Miguel Díaz-Canel répond à Trump : « Aucun agresseur, aussi puissant soit-il, ne trouvera de reddition à Cuba »



Donald Trump et Miguel Díaz-CanelPhoto © Collage Cibercuba

Miguel Díaz-Canel a répondu ce samedi aux menaces militaires du président Donald Trump par une déclaration provocante publiée sur son compte Facebook, dans laquelle il a affirmé que « aucun agresseur, aussi puissant soit-il, ne trouvera de reddition à Cuba » et que tout attaquant « se heurtera à un peuple résolu à défendre la souveraineté et l'indépendance sur chaque pouce du territoire national ».
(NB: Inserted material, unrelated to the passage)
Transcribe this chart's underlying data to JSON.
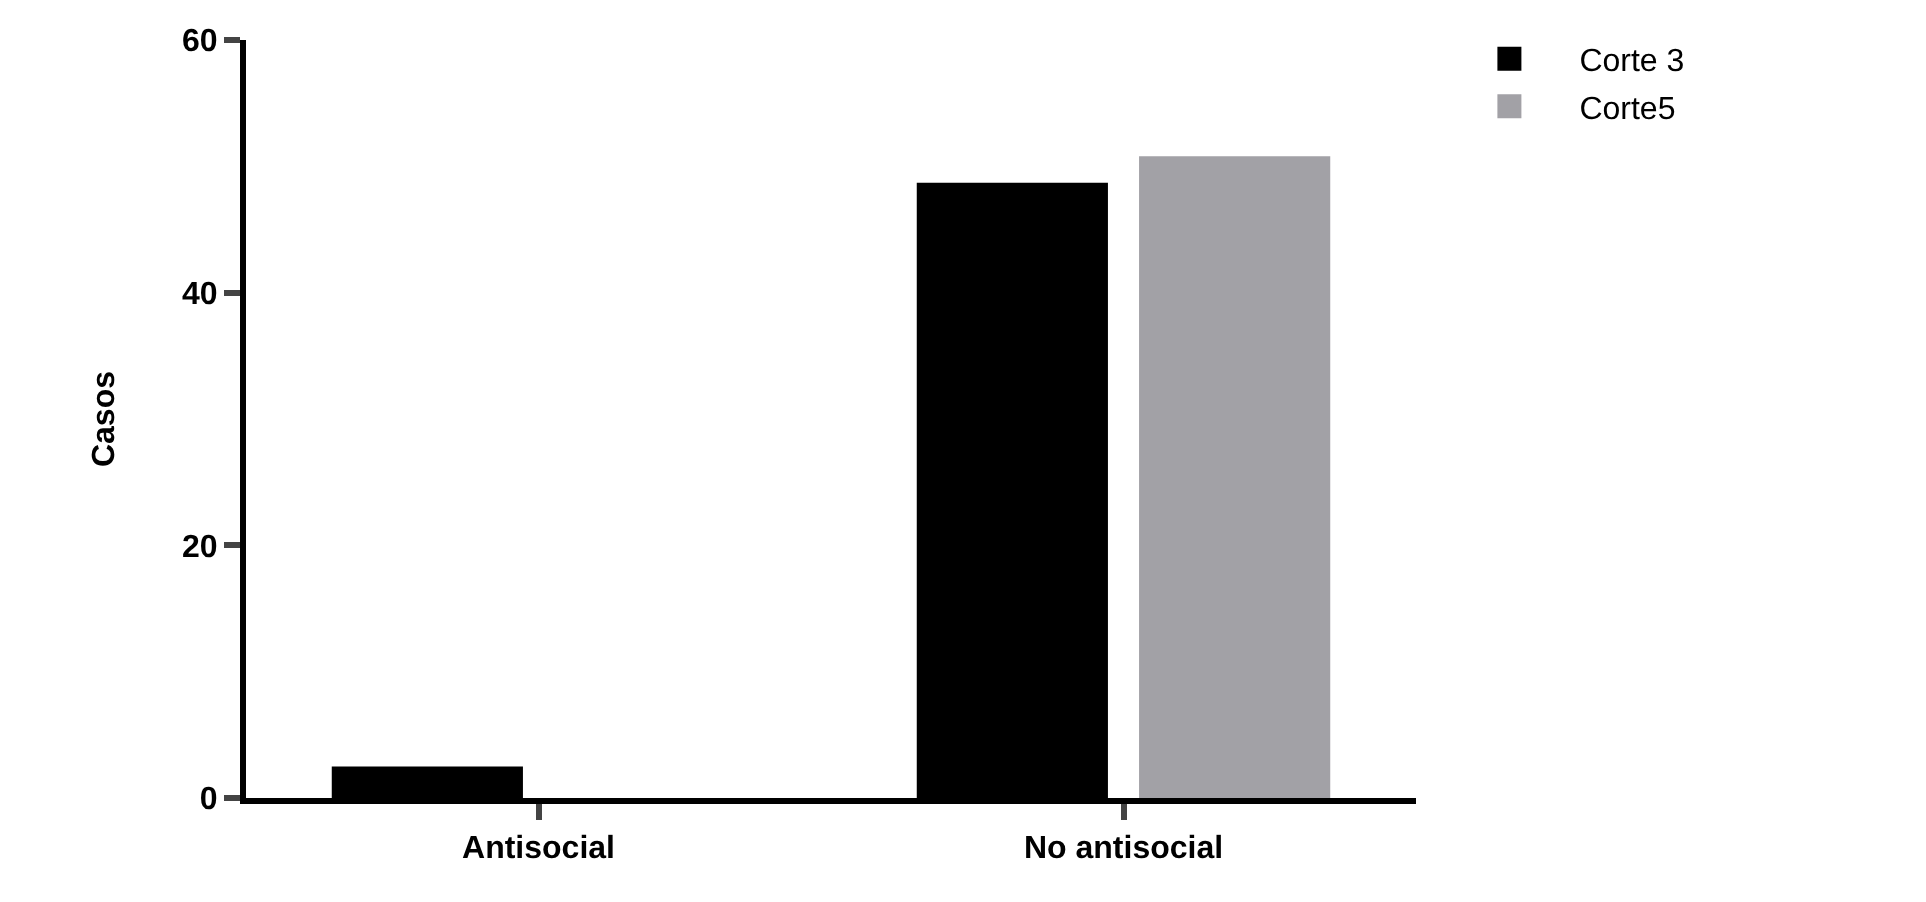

La publication, étiquetée avec le hashtag #LaPatriaSeDefiende, est arrivée quelques heures après que Trump a menacé d'envoyer le porte-avions USS Abraham Lincoln aux côtes cubaines pour forcer la reddition du régime, lors d'un dîner privé du Forum Club qui a eu lieu vendredi à West Palm Beach, en Floride.
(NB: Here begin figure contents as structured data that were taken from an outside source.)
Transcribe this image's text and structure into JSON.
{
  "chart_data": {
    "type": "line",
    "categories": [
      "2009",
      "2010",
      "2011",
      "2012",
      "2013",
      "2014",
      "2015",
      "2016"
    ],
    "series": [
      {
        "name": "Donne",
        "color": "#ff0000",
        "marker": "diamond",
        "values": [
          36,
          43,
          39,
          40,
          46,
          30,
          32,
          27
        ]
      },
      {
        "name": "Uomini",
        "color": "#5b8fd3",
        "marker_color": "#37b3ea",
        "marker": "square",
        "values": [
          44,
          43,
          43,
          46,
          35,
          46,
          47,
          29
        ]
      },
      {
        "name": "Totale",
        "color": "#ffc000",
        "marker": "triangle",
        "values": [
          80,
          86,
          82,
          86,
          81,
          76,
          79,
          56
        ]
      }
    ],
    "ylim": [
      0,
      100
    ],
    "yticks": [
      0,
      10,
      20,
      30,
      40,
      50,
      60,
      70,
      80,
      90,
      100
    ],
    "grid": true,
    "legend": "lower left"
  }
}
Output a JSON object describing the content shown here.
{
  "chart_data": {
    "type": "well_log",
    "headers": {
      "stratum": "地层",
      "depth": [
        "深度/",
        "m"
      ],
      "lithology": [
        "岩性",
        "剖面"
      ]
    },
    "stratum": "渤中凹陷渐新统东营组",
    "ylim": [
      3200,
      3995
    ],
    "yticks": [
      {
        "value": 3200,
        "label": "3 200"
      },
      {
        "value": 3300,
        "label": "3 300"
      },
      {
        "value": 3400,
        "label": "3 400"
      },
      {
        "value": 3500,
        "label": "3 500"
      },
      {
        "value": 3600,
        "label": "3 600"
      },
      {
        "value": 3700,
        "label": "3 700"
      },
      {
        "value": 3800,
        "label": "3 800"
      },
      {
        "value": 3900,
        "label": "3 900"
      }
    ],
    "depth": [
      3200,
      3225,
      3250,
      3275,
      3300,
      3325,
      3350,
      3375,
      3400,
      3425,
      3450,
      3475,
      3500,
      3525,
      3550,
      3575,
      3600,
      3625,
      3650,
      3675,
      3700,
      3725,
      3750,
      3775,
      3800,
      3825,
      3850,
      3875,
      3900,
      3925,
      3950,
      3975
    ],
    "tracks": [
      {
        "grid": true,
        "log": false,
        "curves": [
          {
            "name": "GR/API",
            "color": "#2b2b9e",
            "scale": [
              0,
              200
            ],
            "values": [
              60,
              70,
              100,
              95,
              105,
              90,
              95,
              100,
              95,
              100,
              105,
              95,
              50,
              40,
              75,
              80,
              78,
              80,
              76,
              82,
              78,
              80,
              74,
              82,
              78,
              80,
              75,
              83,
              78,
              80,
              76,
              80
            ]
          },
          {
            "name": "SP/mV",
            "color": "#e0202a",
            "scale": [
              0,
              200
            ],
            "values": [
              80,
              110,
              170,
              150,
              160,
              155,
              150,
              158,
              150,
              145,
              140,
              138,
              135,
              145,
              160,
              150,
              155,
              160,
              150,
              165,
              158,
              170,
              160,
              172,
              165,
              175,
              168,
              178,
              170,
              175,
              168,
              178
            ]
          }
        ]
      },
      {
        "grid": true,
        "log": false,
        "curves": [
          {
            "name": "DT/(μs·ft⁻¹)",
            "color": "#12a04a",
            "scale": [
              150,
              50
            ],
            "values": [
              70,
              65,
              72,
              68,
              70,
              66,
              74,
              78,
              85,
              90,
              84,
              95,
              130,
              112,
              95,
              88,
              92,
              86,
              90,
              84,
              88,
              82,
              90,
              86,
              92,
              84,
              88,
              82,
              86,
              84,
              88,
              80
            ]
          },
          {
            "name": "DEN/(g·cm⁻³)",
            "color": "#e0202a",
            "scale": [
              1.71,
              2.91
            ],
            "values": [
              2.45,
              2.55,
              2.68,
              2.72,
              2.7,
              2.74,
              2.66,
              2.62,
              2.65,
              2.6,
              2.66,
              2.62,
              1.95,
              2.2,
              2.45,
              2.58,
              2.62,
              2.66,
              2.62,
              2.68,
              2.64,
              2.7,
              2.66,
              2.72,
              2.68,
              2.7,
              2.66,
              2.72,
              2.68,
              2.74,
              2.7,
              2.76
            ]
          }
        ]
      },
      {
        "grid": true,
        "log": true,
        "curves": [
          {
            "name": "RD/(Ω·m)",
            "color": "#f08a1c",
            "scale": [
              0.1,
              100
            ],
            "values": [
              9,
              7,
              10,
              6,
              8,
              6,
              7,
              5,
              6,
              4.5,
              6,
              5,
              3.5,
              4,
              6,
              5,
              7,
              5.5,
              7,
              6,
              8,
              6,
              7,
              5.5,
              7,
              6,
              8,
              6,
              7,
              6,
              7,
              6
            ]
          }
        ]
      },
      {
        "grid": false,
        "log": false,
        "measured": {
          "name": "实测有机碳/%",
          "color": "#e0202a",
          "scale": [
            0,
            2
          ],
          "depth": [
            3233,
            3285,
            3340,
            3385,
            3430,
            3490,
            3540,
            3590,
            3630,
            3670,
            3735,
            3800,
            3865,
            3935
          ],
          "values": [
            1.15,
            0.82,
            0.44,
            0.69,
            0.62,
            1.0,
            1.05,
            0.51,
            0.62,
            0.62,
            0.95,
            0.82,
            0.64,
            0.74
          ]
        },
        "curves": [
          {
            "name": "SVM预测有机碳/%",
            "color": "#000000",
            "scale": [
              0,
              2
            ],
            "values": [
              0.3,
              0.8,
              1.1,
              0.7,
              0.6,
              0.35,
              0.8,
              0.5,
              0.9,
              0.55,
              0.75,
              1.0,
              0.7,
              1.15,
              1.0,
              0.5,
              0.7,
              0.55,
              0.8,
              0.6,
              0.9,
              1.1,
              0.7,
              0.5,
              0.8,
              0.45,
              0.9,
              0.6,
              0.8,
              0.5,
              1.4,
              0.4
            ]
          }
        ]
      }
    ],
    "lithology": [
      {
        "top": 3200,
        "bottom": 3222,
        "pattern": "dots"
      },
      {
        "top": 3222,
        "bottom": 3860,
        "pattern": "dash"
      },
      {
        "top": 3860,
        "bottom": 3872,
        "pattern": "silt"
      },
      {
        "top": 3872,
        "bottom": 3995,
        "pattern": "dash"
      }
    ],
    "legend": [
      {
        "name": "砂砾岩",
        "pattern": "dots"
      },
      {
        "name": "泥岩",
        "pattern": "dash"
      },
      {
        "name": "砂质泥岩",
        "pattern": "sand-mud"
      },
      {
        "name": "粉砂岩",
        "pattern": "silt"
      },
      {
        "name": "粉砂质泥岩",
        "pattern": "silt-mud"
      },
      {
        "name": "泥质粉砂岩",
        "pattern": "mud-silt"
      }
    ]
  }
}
Lors de cet événement, Trump a affirmé que les États-Unis «prendront Cuba presque immédiatement» une fois que les opérations militaires en Iran seront terminées, et a décrit son plan en ces termes : «De retour d'Iran, nous aurons l'un de nos grands… peut-être le porte-avions USS Abraham Lincoln, le plus grand du monde. Nous ferons en sorte qu'il s'approche, qu'il s'arrête à environ 100 mètres de la côte, et ils diront : 'Merci beaucoup. Nous nous rendons'».

Captura de Facebook

Sur l'ordre des priorités, Trump a été explicite : «Nous finirons d'abord cela, j'aime terminer les tâches», en parlant de l'Iran avant d'agir sur Cuba.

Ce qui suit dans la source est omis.